What's a carbohydrate? Carbs are a large group of compounds found in foods that get converted by your body to glucose, or sugar, for fuel. Basically, they're the building blocks for your body's energy!
Because carbs play an important role in the absorbtion of sugars in the body, they can affect everything from your weight to your mood. For diabetics and nondiabetics alike, knowing what a carb is can make the difference in how you feel and in the types of foods you eat.
In meal planning, most people don't know how to count a carb, so let's break it down more simply.
A carbohydrate can be counted as any of the following:
A dairy product, such as 6 ounces of yogurt or 8 ounces of cow or non-cow milk provide about 12 grams of carbohydrate.

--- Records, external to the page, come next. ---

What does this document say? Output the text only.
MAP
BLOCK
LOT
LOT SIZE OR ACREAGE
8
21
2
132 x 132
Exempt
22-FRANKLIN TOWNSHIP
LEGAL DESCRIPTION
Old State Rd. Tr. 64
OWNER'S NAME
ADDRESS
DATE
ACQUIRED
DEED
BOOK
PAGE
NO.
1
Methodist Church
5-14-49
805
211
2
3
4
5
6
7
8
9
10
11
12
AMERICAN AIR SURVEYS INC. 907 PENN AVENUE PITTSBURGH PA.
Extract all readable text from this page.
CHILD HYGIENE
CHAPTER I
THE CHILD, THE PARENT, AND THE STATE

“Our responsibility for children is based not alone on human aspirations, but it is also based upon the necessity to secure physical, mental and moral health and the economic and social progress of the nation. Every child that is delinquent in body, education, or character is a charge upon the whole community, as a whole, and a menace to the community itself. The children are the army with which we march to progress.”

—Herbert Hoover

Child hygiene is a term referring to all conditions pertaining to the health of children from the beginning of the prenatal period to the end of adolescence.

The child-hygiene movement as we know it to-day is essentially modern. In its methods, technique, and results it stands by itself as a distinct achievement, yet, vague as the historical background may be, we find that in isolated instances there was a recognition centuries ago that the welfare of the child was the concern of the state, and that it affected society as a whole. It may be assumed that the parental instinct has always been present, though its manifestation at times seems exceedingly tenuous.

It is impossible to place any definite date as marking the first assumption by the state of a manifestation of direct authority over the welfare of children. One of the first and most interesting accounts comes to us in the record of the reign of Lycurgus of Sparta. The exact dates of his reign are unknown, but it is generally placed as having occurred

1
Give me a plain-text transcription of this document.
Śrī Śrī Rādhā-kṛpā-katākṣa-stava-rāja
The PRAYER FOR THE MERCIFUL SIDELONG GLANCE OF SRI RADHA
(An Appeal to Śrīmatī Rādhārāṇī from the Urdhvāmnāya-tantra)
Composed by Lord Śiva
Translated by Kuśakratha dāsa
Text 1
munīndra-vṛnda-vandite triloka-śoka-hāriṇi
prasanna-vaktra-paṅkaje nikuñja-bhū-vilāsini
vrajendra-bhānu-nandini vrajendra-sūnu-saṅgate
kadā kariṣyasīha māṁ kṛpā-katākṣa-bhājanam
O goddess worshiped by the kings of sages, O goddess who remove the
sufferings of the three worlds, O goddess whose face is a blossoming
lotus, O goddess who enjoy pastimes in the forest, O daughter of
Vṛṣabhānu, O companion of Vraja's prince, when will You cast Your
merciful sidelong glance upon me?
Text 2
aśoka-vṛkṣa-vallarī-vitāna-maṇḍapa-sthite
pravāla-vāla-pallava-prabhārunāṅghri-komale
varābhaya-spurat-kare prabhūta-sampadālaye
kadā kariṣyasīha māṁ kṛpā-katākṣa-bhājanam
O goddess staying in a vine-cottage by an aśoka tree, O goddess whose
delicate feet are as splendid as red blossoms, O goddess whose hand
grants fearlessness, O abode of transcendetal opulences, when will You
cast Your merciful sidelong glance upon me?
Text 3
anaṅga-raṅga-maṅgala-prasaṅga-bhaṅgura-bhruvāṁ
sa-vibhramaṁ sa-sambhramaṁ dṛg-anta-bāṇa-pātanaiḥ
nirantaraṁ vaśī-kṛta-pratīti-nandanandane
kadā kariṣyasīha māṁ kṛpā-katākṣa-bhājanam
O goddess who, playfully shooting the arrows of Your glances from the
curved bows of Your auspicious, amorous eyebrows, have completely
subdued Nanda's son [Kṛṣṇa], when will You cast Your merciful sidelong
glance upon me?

A 8-ounce serving of fruit, or about as much as a tennis ball, is about 15 grams of carbohydrate.
All of the following also contain 15 grams of carbohydrate:
- 1 slice of bread or tortilla
- 1/2 hamburger bun, hotdog bun, English muffin
- 1/2 cup corn, pasta, potato, beans, peas, lentils
- 1/4 - 1/3 cup of rice, quinoa, etc.
- 3 cups popped corn
Packaged goods will include their carbohydrate total per serving on the Nutrition Facts Label.
Blood sugar levels tend to stay the most stable when you consume a greater amount of complex carbohydrates rather than simple carbohydrates.
Simple carbs include foods like candy, soda, and milk, which are low in nutrients and usually quickly raise your blood sugar levels, giving you a burst of energy followed by a very rapid crash.
Complex carbohydrates, on the other hand, are the ones that keep your blood sugars stable. These include more high-fiber options, like beans and whole grain breads.
Ironically, simple carbs lead to low blood sugars more often, quickly raising your blood sugar first due to the simpler sugar chemical structure and then causing a quicker drop. Complex carbs contain fiber, vitamins and minerals, which take longer to digest, having a less immediate impact on sugar levels.
Studies show the human body needs at least 130 grams of carbohydrate daily to carry out all of its metabolic functions. Other studies show that when we restrict carbohydrates, damage can occur to the body, further progressing diabetes.
Be sure to maintain a good balance of carbohydrate, protein, fat, and fiber on a daily basis. Avoid restricting carbohydrate intake.
Finally, remember that avoiding fat, especially animal fat, ensures carbohydrates get taken into the muscles and brain promptly - avoiding these fats ensures your body stays efficient!